The site of the house at Brockwood Park is understood to have been a held as a copyhold estate under the manor of Hinton Ampner. At that time, Brockwood was called Lye Farm, and sat chiefly situated above the surrounding valley. The immediate surrounding land was known as Lye Park, and also Lye Common. The estate has had various names over the centuries, including "Lye Farm", "“Brookwood" and finally "Brockwood". The name of Brookwood was taken from a nearby woodland of the same name, and later the name was changed to Brockwood, due to a famed postal mistake with Brookwood in Surrey. The estate as a whole was sold in the late 1960s to the Morton family, who at that time lived at Woodcote Manor. The house at Brockwood was later split from the estate in 1969, along with the formal gardens and a small portion of the original parkland.

==Notable features==
The estate is notable for its extensive avenues of copper beech trees, which were predominantly planted by Colonel George Greenwood (d.1875). The older trees which still survive were all grown by Greenwood from seed, and were often planted on and within the boundaries of the estate. A number of giant sequoias grow in the former estate grounds.

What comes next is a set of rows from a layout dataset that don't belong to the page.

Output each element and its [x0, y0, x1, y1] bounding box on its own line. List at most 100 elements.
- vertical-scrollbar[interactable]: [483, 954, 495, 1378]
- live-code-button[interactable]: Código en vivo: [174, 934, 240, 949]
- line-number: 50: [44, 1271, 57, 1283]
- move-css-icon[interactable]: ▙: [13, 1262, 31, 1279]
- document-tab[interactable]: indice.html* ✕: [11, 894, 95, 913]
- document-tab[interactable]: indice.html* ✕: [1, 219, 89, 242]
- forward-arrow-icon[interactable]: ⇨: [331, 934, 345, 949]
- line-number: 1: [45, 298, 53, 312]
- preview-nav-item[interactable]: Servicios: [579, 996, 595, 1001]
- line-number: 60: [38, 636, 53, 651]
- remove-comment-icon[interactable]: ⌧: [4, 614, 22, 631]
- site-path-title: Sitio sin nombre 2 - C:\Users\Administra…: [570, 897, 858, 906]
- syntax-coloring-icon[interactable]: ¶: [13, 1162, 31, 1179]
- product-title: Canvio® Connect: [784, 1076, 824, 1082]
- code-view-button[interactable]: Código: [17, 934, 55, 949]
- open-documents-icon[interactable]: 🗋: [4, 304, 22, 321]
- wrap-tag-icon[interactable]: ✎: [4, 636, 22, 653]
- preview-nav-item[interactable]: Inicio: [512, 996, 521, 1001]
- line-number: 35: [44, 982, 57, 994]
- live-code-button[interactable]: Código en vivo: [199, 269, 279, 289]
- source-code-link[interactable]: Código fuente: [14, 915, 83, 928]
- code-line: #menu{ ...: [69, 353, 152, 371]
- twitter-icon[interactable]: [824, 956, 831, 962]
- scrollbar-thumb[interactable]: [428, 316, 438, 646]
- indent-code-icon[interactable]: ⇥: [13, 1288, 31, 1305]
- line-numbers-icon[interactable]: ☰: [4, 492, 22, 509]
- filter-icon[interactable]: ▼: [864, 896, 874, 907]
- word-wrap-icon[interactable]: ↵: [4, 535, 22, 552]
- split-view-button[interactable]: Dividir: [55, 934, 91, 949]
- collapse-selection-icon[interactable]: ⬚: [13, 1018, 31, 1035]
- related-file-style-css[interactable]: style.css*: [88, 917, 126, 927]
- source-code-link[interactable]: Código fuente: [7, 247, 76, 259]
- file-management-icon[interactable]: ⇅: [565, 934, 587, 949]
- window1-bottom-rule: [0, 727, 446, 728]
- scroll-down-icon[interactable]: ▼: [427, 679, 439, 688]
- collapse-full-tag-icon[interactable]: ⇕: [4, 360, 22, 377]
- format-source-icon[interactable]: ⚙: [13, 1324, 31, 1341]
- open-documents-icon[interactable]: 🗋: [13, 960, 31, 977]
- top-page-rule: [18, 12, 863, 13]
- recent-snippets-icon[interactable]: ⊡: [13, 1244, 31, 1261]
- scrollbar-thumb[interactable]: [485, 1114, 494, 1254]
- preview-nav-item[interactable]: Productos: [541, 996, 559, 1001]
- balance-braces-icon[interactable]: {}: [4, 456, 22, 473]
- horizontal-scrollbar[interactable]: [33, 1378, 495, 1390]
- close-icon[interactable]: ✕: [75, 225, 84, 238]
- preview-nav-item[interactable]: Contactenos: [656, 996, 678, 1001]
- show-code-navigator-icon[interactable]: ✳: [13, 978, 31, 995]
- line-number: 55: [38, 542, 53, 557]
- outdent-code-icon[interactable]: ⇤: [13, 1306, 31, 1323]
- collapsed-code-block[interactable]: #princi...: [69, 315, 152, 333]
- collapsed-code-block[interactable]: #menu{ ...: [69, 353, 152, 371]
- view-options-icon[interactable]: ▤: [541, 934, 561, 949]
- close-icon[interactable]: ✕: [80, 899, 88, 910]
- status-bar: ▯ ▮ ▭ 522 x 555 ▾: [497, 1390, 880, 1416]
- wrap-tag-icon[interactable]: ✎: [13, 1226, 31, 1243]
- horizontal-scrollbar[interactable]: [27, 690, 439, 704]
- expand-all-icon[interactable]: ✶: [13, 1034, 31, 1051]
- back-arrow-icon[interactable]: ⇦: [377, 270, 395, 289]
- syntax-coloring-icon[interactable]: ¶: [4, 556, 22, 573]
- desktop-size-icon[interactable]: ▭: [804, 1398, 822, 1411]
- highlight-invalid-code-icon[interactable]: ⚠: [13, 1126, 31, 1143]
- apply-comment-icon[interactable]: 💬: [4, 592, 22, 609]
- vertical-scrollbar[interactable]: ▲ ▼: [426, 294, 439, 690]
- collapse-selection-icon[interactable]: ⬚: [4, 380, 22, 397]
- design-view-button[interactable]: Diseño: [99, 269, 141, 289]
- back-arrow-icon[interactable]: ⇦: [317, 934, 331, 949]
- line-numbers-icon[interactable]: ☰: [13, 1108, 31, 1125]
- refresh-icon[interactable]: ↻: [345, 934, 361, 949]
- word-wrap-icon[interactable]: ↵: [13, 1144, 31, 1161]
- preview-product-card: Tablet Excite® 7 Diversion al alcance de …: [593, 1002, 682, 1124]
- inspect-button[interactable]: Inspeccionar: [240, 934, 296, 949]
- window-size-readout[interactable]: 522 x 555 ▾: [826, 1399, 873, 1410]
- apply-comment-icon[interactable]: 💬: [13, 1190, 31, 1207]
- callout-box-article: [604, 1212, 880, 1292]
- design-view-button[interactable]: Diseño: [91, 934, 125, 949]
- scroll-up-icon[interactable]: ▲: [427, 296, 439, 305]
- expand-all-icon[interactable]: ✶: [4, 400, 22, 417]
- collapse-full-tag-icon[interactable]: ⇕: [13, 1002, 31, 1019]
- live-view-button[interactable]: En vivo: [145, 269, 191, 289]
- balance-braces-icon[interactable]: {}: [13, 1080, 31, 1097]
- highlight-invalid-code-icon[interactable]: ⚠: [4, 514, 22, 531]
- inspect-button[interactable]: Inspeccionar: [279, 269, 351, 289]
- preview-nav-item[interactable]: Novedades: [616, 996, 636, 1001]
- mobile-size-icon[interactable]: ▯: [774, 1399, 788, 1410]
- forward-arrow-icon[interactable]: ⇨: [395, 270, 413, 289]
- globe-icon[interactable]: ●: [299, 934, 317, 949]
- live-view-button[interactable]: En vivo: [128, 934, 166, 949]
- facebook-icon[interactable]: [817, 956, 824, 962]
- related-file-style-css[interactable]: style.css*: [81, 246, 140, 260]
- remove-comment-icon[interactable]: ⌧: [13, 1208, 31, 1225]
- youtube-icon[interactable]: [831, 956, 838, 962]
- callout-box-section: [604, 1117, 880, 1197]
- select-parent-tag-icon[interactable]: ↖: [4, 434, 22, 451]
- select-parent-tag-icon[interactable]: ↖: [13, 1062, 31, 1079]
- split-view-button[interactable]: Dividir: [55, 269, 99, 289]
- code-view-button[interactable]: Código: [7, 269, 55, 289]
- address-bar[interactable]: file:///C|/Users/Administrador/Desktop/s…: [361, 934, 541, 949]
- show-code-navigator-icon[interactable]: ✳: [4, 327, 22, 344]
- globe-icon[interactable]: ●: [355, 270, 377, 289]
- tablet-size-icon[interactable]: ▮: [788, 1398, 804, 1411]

A stone circle was erected on the estate grounds in the mid-19th century by Colonel George Greenwood, made primarily from local Sarsen stones dug up at East Tisted in addition to some Puddingstones from Farringdon in memory to his horse Whimsey, who is buried at the foot of the hill to Brockwood.
Brockwood Park House is a Grade II listed building, listed on 5 December 1955.

==Brockwood Park School==
Brockwood Park School is an independent school located on the grounds of the former park which was inspired by the teachings of Jiddu Krishnamurti. The school was founded in 1969 and located in the mansion, which was restored for the purposes of the school. Krishnamurti resided at the school and gave talks freely open to the public until 1985 when he left due to health concerns.

Krishnamurti's main object in starting schools such as the Brockwood Park School was to give children a chance to grow up without any racial, religious, class or cultural prejudices.

==Other==
A vegetarian cookbook was written in 2001 on the dishes served at the Krishnamurti school known as the "Brockwood vegetarian cookbook".